I'm often the last to realize things, and so it is with James Newton Howard's "Nightcrawler." What a wild score. Listening to the score, you can just hear the movie's arc (an arc being an endangered species in movies these days). It just gets more and more out there.

Great work and a disturbing movie as well; an example of what someone with no morals at all can wreak.


----------



## JonS (Feb 12, 2021)

JohnG said:


> HI all,
> 
> I'm often the last to realize things, and so it is with James Newton Howard's "Nightcrawler." What a wild score. Listening to the score, you can just hear the movie's arc (an arc being an endangered species in movies these days). It just gets more and more out there.
> 
> Great work and a disturbing movie as well; an example of what someone with no morals at all can wreak.

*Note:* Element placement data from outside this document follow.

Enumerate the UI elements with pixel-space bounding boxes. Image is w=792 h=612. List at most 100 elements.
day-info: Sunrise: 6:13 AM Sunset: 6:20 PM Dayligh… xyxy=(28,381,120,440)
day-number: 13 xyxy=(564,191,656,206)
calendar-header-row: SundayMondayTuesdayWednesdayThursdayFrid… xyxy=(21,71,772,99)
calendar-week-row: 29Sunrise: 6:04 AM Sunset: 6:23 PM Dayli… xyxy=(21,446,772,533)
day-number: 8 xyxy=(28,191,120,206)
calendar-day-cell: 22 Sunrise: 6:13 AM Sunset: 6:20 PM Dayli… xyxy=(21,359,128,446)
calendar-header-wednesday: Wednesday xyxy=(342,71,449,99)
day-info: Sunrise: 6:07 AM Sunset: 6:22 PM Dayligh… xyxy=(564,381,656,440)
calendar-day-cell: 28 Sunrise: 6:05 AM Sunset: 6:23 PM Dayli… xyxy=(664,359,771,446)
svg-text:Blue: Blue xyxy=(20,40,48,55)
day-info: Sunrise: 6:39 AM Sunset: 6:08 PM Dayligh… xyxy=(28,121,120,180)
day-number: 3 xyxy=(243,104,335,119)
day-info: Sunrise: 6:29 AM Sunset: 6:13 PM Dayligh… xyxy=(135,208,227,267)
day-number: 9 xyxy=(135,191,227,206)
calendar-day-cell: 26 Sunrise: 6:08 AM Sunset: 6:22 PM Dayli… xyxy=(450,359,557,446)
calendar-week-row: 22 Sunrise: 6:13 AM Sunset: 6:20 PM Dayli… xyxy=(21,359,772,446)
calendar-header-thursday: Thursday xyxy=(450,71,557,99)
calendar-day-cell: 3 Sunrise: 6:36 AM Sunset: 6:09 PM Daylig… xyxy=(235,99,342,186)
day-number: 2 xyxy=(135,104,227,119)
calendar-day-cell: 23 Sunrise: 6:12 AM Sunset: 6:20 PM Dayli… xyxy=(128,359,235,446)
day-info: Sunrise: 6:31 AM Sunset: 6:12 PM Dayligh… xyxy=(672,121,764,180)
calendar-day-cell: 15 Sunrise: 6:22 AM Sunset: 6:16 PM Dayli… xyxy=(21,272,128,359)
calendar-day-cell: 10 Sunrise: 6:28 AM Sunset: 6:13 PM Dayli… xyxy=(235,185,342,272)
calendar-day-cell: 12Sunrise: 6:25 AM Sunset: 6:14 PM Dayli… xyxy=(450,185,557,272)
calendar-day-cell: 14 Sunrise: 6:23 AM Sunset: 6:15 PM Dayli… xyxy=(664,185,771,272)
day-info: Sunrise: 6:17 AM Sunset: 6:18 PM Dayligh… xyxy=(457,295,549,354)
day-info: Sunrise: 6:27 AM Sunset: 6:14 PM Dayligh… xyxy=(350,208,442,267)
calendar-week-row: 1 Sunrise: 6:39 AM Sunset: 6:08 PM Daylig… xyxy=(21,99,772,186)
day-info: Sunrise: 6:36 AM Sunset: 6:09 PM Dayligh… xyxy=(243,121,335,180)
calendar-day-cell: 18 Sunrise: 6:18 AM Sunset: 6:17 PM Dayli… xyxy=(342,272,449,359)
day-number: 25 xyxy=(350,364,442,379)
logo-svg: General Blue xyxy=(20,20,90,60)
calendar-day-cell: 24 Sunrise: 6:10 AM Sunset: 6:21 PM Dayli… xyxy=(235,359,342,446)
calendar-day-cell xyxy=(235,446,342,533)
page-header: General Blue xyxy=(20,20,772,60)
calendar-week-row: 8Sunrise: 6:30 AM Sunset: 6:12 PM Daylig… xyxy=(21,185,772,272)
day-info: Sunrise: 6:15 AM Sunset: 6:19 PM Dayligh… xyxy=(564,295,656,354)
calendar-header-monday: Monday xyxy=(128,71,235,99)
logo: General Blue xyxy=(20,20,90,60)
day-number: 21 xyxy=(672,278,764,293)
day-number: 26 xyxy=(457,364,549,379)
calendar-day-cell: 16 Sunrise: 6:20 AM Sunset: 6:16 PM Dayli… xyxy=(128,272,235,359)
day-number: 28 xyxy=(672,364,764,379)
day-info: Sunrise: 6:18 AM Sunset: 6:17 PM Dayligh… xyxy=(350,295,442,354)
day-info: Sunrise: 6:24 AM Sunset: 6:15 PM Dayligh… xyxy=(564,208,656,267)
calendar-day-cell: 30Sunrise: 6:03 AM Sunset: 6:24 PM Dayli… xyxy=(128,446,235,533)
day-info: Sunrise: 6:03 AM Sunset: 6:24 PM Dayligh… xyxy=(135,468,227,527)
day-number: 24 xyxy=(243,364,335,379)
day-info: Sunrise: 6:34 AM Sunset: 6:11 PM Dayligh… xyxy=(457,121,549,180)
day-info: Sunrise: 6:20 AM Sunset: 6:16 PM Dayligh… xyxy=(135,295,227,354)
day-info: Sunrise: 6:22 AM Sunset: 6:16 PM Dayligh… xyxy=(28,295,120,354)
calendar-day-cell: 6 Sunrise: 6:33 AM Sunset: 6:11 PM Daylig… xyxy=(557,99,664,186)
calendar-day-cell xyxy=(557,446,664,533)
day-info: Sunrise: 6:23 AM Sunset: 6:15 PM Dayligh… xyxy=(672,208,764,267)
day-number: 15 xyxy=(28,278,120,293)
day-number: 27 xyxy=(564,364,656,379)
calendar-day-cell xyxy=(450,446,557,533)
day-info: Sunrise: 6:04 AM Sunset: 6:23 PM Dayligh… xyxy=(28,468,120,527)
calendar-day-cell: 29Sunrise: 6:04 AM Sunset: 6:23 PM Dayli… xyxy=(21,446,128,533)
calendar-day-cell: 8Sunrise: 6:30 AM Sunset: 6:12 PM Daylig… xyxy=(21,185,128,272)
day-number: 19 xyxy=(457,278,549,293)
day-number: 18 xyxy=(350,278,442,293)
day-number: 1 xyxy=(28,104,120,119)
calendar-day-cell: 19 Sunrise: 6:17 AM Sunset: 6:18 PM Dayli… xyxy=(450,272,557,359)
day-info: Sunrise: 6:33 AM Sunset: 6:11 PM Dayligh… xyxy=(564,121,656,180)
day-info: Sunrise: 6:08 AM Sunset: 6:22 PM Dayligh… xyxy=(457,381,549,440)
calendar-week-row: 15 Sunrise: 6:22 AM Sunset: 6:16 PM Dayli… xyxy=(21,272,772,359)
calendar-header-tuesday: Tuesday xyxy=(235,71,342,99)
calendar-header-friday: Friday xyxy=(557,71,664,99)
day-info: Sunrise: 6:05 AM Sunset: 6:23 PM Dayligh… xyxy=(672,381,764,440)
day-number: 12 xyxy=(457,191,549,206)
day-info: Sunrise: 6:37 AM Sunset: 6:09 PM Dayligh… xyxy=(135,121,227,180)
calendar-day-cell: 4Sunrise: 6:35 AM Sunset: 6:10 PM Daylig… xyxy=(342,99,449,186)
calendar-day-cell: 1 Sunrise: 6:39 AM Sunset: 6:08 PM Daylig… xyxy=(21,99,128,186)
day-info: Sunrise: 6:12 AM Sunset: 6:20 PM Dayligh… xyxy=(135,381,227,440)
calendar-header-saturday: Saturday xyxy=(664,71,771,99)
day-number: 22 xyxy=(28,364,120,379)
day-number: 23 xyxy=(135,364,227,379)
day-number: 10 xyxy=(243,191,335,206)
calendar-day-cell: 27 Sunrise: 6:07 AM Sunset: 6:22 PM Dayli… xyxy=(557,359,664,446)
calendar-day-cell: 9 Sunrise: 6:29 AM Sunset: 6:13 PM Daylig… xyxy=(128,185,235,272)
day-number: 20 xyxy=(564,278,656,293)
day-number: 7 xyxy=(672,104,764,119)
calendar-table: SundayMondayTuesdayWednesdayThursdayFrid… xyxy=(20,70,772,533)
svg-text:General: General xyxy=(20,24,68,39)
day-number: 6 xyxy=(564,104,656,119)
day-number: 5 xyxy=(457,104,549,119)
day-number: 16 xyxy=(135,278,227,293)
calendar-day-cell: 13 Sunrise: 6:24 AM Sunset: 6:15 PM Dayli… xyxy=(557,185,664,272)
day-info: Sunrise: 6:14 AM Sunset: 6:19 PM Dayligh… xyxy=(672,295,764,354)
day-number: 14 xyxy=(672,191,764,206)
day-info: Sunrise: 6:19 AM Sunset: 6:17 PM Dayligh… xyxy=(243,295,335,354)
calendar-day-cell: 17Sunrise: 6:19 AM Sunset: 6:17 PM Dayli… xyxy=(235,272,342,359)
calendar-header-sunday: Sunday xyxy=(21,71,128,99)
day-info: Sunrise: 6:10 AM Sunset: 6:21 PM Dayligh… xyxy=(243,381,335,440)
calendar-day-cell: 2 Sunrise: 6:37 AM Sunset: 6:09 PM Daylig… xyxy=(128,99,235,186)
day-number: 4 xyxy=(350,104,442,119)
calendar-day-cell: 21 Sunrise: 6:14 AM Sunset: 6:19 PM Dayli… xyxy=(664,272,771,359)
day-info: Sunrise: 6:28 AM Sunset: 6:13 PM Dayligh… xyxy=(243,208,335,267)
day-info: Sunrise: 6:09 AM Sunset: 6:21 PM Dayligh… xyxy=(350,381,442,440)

I think the protagonist though an anti-hero reflects the modern industrial age. Does he have no morality, or is he a mere reflection of the loss of virtue in most of modern civilization where money, power, fame, sex and vanity rule? Sadly, I agree with the latter. Clearly, crime pays as our lead character not only evades jail time but succeeds as the new king of live video broadcast! Billionaires, big corporations and governments behave just like the protagonist in this anti-morality tale. Very appropriate score, I agree with you, John.


----------



## JohnG (Feb 12, 2021)

JonS said:


> Billionaires, big corporations and governments behave just like the protagonist in this anti-morality tale


...AND composers!

I like your point. It's like the guy is an allegory of the modern world.


----------



## JonS (Feb 12, 2021)

JohnG said:


> ...AND composers!
> 
> I like your point. It's like the guy is an allegory of the modern world.


So true, John, so true!! I once sent my reel to a film composer agent to see if he wanted to rep me and he sent it to one of his A-list composer clients who literally stole my music and arrangement for an episode for a very popular long running tv show in the 90s. I won't name the composer because he's already a loser but the show was called [--- ---- -------]. No the password is not NIPPLE, if you're a Cable Guy lover.


----------